Owing to delays in posting updates, status of positions indicated below may not be current; Please contact the person indicated for the latest information.
Four P.I.'s, Petra Lenz (Lab pages) , Ann Castelfranco, Andy Christie and Dan Hartline (Lab pages) , form a collaborative research group with position opportunities from time to time in several areas (email user names in the list below are all "at pbrc dot hawaii dot edu"):
General information: Our research projects cover a range of topics involving the relation between neural mechanisms, behavior and ecology of marine crustaceans, especially calanoid copepods. We currently work on both warm-water species available in Hawaii (including copepods in long-term cultures), and cold water copepod species from the Gulf of Alaska. Approaches include molecular (transcriptomics and bioinformatics), behavioral (high-speed video), respirometric, morphological (immunohistochemistry, confocal and electron microscopy) and electrophysiological ones, applied to problems in population cycles (diapause), predator-prey interactions and other aspects of marine crustacean behavioral and physiological ecology. Some projects extend more broadly to decapod crustaceans of Puget Sound and Gulf of Maine and to insect model systems (Andy Christie).
Mechanics: We accept graduate students through the Graduate Program of the Department of Zoology (Hartline, Lenz), the Oceanography Department (Lenz), and the Marine Biology Program (Lenz). Support on TAships is available (competitively) for incoming Zoology students. Grant support for students working on thesis research needs to be arranged in advance, and inquiry should be made about future prospects when you contact the lab. The Zoology Department grants both Masters and PhD degrees. Application deadline is December 15 of each year (click for application information). We have been able to host a number of internships for graduate students from other universities if they are at least partially supported by the home institution. Some additional stipend support may be available from us depending on our current funding situation. Postdocs may be supported on stipends, if available, and candidates are strongly encouraged to submit applications for their own support in collaboration with one of the faculty here.
Contact: Petra Lenz for general inquiries.

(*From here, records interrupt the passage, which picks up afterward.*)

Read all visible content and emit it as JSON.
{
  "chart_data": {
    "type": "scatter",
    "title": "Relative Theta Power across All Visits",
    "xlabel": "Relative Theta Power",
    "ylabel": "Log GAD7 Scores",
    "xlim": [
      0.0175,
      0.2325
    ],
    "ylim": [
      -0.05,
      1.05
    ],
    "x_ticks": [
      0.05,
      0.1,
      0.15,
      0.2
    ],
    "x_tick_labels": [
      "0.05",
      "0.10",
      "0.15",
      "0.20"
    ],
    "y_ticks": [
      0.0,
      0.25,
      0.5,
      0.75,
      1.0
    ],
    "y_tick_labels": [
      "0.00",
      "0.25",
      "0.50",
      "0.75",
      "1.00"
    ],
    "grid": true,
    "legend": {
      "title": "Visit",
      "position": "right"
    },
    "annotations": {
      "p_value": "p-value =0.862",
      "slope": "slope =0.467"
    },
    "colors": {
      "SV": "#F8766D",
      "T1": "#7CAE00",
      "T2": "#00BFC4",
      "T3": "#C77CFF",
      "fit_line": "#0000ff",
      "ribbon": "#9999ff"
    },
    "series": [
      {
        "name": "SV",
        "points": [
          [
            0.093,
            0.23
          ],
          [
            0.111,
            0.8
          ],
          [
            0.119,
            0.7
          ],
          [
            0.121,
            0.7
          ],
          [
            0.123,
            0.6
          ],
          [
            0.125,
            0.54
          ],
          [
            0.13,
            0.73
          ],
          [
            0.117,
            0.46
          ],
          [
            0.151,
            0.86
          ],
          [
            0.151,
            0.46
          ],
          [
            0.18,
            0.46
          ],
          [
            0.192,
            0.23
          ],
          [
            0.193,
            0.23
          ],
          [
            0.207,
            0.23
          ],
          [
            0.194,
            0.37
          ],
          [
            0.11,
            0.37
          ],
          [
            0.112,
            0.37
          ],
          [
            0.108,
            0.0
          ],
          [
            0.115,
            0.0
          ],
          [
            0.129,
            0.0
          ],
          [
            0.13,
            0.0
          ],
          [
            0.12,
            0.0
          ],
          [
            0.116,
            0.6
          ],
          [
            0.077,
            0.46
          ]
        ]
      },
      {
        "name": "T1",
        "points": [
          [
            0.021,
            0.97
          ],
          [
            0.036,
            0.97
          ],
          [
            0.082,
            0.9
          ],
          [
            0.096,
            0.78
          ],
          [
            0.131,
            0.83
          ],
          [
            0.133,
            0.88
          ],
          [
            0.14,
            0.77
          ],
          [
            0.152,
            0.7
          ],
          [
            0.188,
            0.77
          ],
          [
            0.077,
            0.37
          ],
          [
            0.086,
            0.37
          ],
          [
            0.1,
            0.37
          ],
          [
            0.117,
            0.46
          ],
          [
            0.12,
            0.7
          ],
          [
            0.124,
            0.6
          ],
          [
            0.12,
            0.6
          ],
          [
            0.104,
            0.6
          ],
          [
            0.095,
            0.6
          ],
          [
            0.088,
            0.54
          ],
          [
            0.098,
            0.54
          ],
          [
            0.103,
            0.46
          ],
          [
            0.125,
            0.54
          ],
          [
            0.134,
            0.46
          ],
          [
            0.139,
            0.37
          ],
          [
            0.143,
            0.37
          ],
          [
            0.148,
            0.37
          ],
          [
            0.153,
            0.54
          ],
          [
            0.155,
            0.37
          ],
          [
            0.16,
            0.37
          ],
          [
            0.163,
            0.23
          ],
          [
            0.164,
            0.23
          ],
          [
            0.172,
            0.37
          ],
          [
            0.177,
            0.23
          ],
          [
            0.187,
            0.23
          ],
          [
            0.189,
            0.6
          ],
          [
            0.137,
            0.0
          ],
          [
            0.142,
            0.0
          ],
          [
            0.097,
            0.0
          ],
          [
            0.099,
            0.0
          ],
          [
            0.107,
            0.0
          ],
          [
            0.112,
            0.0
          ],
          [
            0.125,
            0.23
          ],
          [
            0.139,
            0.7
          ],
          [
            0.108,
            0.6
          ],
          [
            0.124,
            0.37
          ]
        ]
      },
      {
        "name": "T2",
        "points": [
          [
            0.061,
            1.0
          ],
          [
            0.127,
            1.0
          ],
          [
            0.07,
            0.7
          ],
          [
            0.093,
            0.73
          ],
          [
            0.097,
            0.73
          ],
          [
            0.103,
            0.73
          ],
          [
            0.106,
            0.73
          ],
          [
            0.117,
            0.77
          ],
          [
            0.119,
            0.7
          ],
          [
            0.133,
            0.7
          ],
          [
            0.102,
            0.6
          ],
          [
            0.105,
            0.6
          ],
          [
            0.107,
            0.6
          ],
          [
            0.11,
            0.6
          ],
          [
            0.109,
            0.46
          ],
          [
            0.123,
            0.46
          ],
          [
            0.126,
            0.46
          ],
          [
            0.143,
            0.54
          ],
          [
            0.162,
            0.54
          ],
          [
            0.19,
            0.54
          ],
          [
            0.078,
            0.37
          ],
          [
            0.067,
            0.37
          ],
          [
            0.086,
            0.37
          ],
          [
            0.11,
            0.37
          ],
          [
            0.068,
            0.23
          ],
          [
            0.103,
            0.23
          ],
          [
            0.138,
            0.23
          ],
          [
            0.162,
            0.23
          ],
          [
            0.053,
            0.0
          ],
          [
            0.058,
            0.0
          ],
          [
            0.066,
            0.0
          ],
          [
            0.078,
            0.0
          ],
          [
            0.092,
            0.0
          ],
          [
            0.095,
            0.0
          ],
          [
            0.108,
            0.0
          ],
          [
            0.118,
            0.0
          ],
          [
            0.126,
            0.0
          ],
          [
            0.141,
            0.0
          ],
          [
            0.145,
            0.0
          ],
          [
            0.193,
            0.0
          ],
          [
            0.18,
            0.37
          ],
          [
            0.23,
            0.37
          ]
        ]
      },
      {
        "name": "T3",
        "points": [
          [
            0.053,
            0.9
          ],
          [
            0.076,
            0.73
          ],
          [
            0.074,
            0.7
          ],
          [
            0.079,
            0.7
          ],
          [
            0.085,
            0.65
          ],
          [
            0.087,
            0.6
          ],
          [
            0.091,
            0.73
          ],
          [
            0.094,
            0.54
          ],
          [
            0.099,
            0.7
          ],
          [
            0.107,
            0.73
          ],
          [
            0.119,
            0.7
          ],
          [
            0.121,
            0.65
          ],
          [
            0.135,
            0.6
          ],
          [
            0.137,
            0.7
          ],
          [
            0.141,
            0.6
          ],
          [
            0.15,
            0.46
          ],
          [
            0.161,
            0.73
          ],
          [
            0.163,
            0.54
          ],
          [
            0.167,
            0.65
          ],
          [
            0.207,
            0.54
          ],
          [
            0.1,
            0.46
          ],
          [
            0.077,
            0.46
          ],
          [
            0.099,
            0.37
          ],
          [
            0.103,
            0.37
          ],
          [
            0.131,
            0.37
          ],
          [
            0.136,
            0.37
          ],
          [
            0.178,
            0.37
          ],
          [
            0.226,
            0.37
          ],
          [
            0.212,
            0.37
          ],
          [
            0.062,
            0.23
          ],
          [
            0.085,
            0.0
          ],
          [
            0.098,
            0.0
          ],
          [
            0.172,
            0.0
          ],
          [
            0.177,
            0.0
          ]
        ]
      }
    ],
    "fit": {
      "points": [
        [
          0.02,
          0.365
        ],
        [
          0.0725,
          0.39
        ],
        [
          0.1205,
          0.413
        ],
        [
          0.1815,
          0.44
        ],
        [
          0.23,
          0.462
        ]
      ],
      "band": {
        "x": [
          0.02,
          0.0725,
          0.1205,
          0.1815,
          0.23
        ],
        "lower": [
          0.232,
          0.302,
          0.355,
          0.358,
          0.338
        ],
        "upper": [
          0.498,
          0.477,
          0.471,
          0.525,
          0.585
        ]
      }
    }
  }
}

Copepod predator-prey interactions: Currently (2018) winding down) but an area of continuing interest, this project has focused on escape behavior in calanoid copepods responding to attacks by artificial (precise computer controlled) predator mimics and actual fish predators (e.g. clown fish). This project has also involved interaction with Dr. Daisuke Takagi of the UH Math Department. His work involves the mathematics of hydrodynamic flows as they affect biological organisms, including both copepod prey and fish predators in predator-prey interactions. For information, contact Petra Lenz.
Copepod diapause: A project focused on the annual descent by calanid copepods to deep (>400m) waters followed by dormancy during the early winter in the Gulf of Alaska. The aims are to understand the physiology underlying the different phases of preparing for, entering and emerging from dormancy. They involve a combination of transcriptomics, morphometry, respirometry and fluorescent tagging as well as oceanographic cruises with ship-board sampling on the Seward Line and experiments. For information, contact Petra Lenz.
Crustacean myelin A project examining the evolution of myelin in two crustacean taxa, the Malacostraca and the Copepoda. For background, see our Invertebrate Myelin and Myelin Evolution web pages. Current interest is focused on the molecules of invertebrate myelin, using transcriptomic approaches. For information, contact Dan Hartline.
2. Undergraduate Students
We welcome motivated undergraduates interested in hands-on research experience related to the projects in our lab. There are currently five avenues for such experience:
Foreign students: We are open to applications from students in study-abroad programs. Visas and financial support are always an issue, but these problems vary on an individual basis. We have had some success with such programs, but the initial arrangements must usually be made by the student. An EXCELLENT command of written and spoken English is essential.
3. High-school Students
We accept well-qualified high-school students to undertake special projects in our area of expertise, for example related to the Hawaii State Science and Engineering Fair. Prospective students need to present a well-organized plan for the research they would conduct in the lab, including what sort of problem(s) they would like to pursue, how they would go about it and how much time they have to spend on it. Projects should start no later than early fall for March State Science Fair presentations (school and regional fairs are usually January/February).